CAIRO: Israel’s Naftali Bennett met Egyptian President Abdel Fattah al-Sisi on Monday, on the first visit to the North African country by a prime minister of the Jewish state in over a decade.
Sisi was hosting Bennett in the Red Sea resort of Sharm el-Sheikh to discuss “efforts to revive the peace process” between the Israelis and Palestinians, presidential spokesman Bassam Radi.
Egypt, the Arab world’s most populous country, in 1979 became the first Arab state to sign a peace treaty with Israel, after decades of enmity.
In May, it played a key role in brokering a ceasefire between Israel and the Palestinian Islamist group Hamas that rules the Gaza Strip, after 11 days of deadly fighting.

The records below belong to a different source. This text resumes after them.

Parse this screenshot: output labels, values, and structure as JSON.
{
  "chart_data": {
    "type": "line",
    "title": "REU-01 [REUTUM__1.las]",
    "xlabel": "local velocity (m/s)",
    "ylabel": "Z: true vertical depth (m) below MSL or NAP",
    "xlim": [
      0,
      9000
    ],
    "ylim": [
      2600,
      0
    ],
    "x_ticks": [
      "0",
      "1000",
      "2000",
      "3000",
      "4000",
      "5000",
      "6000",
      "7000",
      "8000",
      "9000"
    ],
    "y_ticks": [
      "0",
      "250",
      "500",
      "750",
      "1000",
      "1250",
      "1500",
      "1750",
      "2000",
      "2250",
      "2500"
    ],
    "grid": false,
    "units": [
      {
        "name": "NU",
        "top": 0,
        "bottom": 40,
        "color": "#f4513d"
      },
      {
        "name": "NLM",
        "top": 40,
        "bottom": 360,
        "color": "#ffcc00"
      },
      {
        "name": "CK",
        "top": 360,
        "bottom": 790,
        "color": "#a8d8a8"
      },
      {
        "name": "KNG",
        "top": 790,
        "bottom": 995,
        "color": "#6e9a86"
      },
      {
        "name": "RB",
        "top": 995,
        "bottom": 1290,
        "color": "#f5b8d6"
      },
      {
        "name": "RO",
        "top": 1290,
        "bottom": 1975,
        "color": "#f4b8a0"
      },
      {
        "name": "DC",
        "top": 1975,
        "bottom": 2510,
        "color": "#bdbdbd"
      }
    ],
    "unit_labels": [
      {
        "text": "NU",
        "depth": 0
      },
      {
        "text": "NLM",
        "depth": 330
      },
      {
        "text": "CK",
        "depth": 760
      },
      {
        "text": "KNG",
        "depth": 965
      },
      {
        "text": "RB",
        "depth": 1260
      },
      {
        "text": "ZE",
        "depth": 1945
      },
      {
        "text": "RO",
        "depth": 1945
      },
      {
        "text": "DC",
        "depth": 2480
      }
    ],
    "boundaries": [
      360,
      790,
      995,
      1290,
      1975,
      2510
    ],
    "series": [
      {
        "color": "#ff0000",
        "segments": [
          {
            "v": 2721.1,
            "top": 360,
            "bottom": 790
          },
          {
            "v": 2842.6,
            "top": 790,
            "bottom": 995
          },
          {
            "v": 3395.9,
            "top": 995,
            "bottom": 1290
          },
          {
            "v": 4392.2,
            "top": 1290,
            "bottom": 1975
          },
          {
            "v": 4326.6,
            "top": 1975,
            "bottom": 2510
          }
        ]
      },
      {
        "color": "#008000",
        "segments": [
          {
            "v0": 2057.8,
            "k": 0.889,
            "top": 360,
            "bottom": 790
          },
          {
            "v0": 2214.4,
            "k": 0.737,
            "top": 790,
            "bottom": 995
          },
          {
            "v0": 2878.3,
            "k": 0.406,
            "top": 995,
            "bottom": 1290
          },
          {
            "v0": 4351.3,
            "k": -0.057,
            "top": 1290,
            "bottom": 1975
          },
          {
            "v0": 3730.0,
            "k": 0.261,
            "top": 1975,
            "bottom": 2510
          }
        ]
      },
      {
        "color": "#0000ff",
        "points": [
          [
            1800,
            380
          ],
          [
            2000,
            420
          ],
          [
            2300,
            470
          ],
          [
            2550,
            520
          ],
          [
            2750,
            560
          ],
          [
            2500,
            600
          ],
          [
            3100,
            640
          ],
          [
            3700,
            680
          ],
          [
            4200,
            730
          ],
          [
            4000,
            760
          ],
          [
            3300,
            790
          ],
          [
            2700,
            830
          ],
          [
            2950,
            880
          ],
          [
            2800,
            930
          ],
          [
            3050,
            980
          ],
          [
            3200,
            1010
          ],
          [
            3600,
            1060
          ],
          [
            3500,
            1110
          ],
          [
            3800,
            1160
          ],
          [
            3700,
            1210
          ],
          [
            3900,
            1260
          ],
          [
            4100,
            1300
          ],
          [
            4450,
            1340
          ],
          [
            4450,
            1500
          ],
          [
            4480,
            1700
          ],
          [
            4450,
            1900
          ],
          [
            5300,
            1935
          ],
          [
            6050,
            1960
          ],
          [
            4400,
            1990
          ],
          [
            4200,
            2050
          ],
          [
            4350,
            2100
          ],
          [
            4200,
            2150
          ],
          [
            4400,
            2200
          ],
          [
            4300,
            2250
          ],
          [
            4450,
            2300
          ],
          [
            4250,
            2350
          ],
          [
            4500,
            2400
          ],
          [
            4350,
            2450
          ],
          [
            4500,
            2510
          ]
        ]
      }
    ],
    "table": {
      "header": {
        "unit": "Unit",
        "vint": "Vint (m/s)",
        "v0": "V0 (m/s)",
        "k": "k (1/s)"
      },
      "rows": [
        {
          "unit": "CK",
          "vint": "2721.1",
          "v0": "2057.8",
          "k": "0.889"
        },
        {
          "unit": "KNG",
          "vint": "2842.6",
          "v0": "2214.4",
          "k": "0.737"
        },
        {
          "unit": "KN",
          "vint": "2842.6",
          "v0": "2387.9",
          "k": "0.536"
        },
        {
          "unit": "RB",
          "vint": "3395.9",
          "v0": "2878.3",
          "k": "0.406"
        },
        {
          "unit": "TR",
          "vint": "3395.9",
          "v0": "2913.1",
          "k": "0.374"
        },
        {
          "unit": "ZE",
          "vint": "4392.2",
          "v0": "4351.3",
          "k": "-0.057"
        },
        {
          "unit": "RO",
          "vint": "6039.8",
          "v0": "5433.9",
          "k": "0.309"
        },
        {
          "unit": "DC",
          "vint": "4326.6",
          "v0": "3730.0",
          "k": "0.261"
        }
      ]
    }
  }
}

Egypt regularly receives leaders of Hamas as well as of its political rival the Palestinian Authority led by Mahmud Abbas, while maintaining strong diplomatic, security and economic ties with Israel.
Israel’s Foreign Minister Yair Lapid on Sunday proposed improving living conditions in Gaza and building new infrastructure in exchange for calm from Hamas, aiming to solve the “never-ending rounds of violence”.
But “it won’t happen without the support and involvement of our Egyptian partners and without their ability to talk to everyone involved”, he said.
Bennett’s visit comes about 10 days after Abbas was in Cairo for talks with Sisi.
Monday’s talks mark “an important step in light of the growing security and economic relations between the two countries, and their mutual concern over the situation in Gaza”, Cairo-based analyst Nael Shama told AFP.